EDMONTON - Alberta political scientist Keith Brownsey has been reminding students to keep on their toes when they've talked current events lately: "After all, there's a federal election going on in other parts of the country."

This is a province where for years Conservatives have taken their support for granted. In the last election, they easily swept all 28 ridings and most pundits expect a repeat performance Tuesday.

"This (campaign) is more a coronation out here than anything else," said Brownsey, who teaches at Mount Royal College in Calgary.

But what is it about Stephen Harper that plays better in St. Paul, Alta., than in Parry Sound, Ont? His party born out of a marriage of Progressive Conservatives and the rightist Reform/Canadian Alliance has managed only fluctuating approval ratings outside the West.

For starters, Harper lives in Calgary. He's so popular there that he hasn't even gone door-knocking in his own Calgary Southwest riding.

For another, the Reform movement was born in Alberta under Preston Manning, who was pushing for the region to have more federal clout and travelled the country asserting the "West Wants In."

And despite the fact that Harper's Tories bear little resemblance to the Progressive Conservative party of Sir John A. Macdonald and Brian Mulroney, they have inherited Alberta's anti-Liberal loathing that served his predecessors so well.

That disgust grew out of former prime minister Pierre Trudeau's national energy program, which is still much-maligned as a Liberal program that sucked resource dollars out of the province and into Central Canadian pocketbooks. Provincial governments have made hay ever since by portraying Ottawa as a rapacious bogeyman intent on stealing Alberta's petro-dollars.

The province has also been big on Senate reform -- an issue that never caught fire federally -- but something Harper has pushed for, although with almost no success.

So with Harper seen as The Man, the Tory story in Alberta this election has been about fighting complacency. The campaign trail has been studded with stories of candidates door-knocking but ignoring public forums, putting up few signs, opening their offices late or working only on weekends.

On some boulevards in Edmonton, joke signs by radio stations and fringe groups outnumber those of bona fide political aspirants.

Harper himself made only one trip to his home city late last month, and that was to trumpet the fact other leaders were avoiding the province.

"The other parties have clearly written off Alberta and don't mind using Alberta as a whipping boy from time to time, which I think is very unfortunate for our country," he said.

"This is and remains the only party that has any connection with Alberta, that shares any of the concerns of ordinary Alberta voters."

But despite what is an almost certain slam-dunk, there are murmurs of discontent in old Reform ranks.

Some stalwarts who helped Manning launch the conservative alternative movement in the late 1980s have voiced displeasure with Harper for straying from the ideological fold.

"The old Tories (of Joe Clark and Brian Mulroney) had this more-or-less collectivist view of the country, whereas Harper is committed to radical individualism with free-market ideology," said Brownsey.

That kind of laissez-faire thinking has caused him problems with blue-collar workers struggling with a deflated manufacturing industry in Central Canada.

"That's why he's had such a difficult time in the last two weeks with the credit crunch and the market crash."

That hasn't been as big a deal in Alberta where, until recently at least, a roaring oil-based economy has insulated the province.

But Hans Zurcher, a Reformer from Day 1, says to criticize Harper is be naive to realpolitik.

"He has to move a bit towards the centre as it's the first job of a politician to get elected.
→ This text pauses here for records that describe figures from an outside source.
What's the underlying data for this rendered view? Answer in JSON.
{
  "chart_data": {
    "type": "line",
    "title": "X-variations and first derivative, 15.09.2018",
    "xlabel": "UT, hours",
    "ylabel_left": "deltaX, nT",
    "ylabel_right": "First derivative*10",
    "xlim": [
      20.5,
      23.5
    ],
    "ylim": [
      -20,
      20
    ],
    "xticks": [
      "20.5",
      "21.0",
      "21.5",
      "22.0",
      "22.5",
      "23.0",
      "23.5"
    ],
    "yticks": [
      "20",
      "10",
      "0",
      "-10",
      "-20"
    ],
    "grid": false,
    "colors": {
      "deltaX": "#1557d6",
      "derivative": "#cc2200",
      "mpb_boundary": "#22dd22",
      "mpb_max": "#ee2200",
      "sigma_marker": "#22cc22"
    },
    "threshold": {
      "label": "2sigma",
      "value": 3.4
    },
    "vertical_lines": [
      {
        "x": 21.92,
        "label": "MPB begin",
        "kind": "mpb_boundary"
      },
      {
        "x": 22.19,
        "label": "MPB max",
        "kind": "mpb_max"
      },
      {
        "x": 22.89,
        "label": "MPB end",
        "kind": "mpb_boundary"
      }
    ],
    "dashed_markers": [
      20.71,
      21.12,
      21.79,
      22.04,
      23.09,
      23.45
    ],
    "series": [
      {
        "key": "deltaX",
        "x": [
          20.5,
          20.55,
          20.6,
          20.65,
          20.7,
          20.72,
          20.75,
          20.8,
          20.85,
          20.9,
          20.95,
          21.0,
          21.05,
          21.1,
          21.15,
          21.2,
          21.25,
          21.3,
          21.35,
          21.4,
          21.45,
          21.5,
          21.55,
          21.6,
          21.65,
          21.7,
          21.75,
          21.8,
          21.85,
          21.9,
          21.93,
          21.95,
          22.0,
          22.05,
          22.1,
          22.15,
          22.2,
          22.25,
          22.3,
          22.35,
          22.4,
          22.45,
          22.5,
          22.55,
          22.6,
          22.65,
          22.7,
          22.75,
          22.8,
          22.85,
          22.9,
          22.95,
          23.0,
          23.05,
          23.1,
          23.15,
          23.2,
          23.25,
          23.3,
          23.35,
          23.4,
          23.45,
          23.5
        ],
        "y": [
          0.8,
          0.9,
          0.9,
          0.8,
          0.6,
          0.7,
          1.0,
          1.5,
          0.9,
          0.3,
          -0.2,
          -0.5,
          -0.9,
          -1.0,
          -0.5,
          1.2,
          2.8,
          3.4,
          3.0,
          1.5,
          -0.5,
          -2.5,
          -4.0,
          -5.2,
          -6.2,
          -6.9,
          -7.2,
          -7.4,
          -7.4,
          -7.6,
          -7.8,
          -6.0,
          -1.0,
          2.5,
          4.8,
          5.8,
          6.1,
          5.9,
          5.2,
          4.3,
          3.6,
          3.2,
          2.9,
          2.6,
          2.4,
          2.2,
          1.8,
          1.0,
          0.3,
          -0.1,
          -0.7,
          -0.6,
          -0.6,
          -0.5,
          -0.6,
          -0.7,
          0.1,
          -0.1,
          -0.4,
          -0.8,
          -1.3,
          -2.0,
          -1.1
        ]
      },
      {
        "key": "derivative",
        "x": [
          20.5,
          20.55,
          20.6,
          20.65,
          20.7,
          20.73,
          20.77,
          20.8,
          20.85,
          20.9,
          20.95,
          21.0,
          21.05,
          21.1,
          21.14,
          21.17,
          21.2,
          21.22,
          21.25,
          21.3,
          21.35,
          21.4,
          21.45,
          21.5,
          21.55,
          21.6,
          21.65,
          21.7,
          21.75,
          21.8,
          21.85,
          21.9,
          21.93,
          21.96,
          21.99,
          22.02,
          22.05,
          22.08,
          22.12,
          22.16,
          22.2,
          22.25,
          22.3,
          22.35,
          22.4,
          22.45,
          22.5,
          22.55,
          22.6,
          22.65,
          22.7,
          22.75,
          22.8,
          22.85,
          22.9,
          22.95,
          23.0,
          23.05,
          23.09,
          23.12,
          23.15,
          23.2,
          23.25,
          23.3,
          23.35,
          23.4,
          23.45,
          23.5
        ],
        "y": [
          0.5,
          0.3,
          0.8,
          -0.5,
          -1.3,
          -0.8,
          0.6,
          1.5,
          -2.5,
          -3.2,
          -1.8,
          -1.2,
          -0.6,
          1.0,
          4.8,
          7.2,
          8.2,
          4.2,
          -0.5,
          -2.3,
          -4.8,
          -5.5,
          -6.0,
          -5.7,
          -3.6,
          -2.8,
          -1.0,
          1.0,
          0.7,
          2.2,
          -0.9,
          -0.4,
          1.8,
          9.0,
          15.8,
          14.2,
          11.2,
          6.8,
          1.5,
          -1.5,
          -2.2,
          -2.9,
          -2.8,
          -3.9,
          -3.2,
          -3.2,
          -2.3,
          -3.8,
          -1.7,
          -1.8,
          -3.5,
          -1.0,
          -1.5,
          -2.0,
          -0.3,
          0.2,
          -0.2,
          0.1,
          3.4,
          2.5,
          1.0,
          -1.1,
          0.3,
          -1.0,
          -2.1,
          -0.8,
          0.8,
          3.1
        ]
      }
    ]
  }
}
He has to make everybody happy," the 66-year-old businessman said from his home in Edmonton.

"The main concern is to get crime under control and get finances under control."

Doreen Barrie, a political scientist at the University of Calgary, said Harper hasn't strayed as far from his Reform roots as people think.

"He wasn't a populist and never really supported the idea of citizen initiatives and referenda," she said.

"Manning, too, kept very tight control over the party. So in that sense Stephen Harper is following in Manning's footsteps."

Barrie said the Tory juggernaut and monolithic provincial voting patterns are deceiving under the broad-brush, first-past-the-post electoral system.

In 2006, she noted, about a third of those who cast ballots didn't vote Conservative. "But until we get a different electoral system, that will remain irrelevant."